Yes, I hate to break it to a scandalized world, but for all my obsession with the great classics of every age, I am not a fan of poetry. As a kid I hated the lack of storyline, and even more, despised the blatant emotionalism that characterized so much of it. I'm thinking Tennyson of Byron here, really, or maybe one of those typical English didactic poets who addressed poor Victorian children about the virtues of the ancient Romans. That these characterizations are a gross over-simplification I am well aware, but my childhood experience mars my enjoyment of fine verse nonetheless.

Yet I am slowly beginning to shed this prejudice, which means that there's some hope for me in the upcoming semester. I trace the first loosening of my unflinching disdain to my sophmore year in high school when I really read and listened to "The Raven" for the first time. Yes, it's an emotional poem, but the pulsing urgency of the rhythm captivated me, appealing as it did to my fascination with the sound and cadence of language.

Literary Traditions II at UD was another important step. I had a quite brilliant English teacher for this class, whose common-sense approach to poetry helped to weaken my vague idea that most poetry people were hopelessly head-in-the-clouds types who believed - in classic Rousseauian fashion - that the words of the poet came straight from the mouth of the divine forces of nature. And we covered a remarkable variety of verse, so with my exposure to the form somewhat increased, I began again to be delighted by the variety of styles, tones, rhythms, and so forth.

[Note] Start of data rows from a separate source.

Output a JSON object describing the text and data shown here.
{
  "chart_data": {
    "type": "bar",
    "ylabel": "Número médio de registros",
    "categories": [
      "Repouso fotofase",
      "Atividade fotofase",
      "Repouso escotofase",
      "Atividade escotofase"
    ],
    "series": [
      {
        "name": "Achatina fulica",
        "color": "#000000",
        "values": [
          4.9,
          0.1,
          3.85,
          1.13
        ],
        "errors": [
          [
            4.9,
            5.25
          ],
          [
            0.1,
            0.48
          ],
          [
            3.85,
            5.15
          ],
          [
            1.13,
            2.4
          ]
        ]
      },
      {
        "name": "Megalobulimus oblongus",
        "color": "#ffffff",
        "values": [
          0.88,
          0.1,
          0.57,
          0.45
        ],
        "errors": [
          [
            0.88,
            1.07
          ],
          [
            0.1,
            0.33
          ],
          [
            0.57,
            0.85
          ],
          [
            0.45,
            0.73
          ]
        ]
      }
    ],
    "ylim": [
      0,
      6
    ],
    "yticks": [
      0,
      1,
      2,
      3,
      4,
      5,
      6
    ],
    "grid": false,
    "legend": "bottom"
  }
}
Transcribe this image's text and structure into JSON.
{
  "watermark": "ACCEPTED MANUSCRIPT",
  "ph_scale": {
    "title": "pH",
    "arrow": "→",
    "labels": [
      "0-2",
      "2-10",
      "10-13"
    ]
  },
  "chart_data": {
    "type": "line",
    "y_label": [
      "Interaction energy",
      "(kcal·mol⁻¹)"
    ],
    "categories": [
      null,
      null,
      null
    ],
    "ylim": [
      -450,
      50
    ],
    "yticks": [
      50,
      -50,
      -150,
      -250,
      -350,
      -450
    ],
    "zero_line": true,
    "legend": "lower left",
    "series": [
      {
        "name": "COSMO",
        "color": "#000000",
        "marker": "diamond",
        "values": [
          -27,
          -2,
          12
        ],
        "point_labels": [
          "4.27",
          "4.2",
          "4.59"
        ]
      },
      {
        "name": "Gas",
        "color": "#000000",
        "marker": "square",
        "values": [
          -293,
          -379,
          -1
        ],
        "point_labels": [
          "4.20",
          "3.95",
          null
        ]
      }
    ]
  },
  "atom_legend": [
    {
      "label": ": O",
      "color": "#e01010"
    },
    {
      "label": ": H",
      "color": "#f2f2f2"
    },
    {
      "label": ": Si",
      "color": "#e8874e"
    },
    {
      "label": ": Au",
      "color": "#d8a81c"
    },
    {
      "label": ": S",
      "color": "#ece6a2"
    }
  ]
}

But for this class I return to the one poet I really have liked through all this time: T.S. Eliot. Some dislike what is seen as a tendency in his poetry to put all human experience under a microscope to examine the most common human emotions scientifically. He does have a penchant for intellectualization, but it is not so much an emotionless intellectualization as one that rebels against the simple conventions of poetic expression: why does the subject of poetry always have to be love, for instance, and why always the same two or three well-worn metaphors, once fresh, but now seldom more than lazy imitations of the brilliant poets of the past? And why must poetry idealize emotion for its own sake, as Rousseau and his ilk would have it?

There is a certain pessimism and cynicalness in his pre-conversion poetry, it's true. He's disillusioned with the world, caught up in a vortex of questions about the impact of temporality on human life, on the effect of language on human knowledge, on the apparent meaninglessness of modern life. These are concerns he retains after his conversion, but they are approached in a different way once he turns to Anglican Christianity to find a solution. There is still a sense of dissatisfaction with the world, but it is a dissatisfaction that points to a solution, often only subtly. There's no longer a feel of emptiness in the poems, as you end with after reading The Wasteland and his repetitive, slightly ominous, yet almost forlorn invocation of the thunder at the very end.

Anyway, those are just some preliminary ramblings on the fellow's work, based on my as yet quite superficial readings of his works. Plenty more musings will likely follow, because I think I'll probably have the subject on my mind more than once in the coming six months.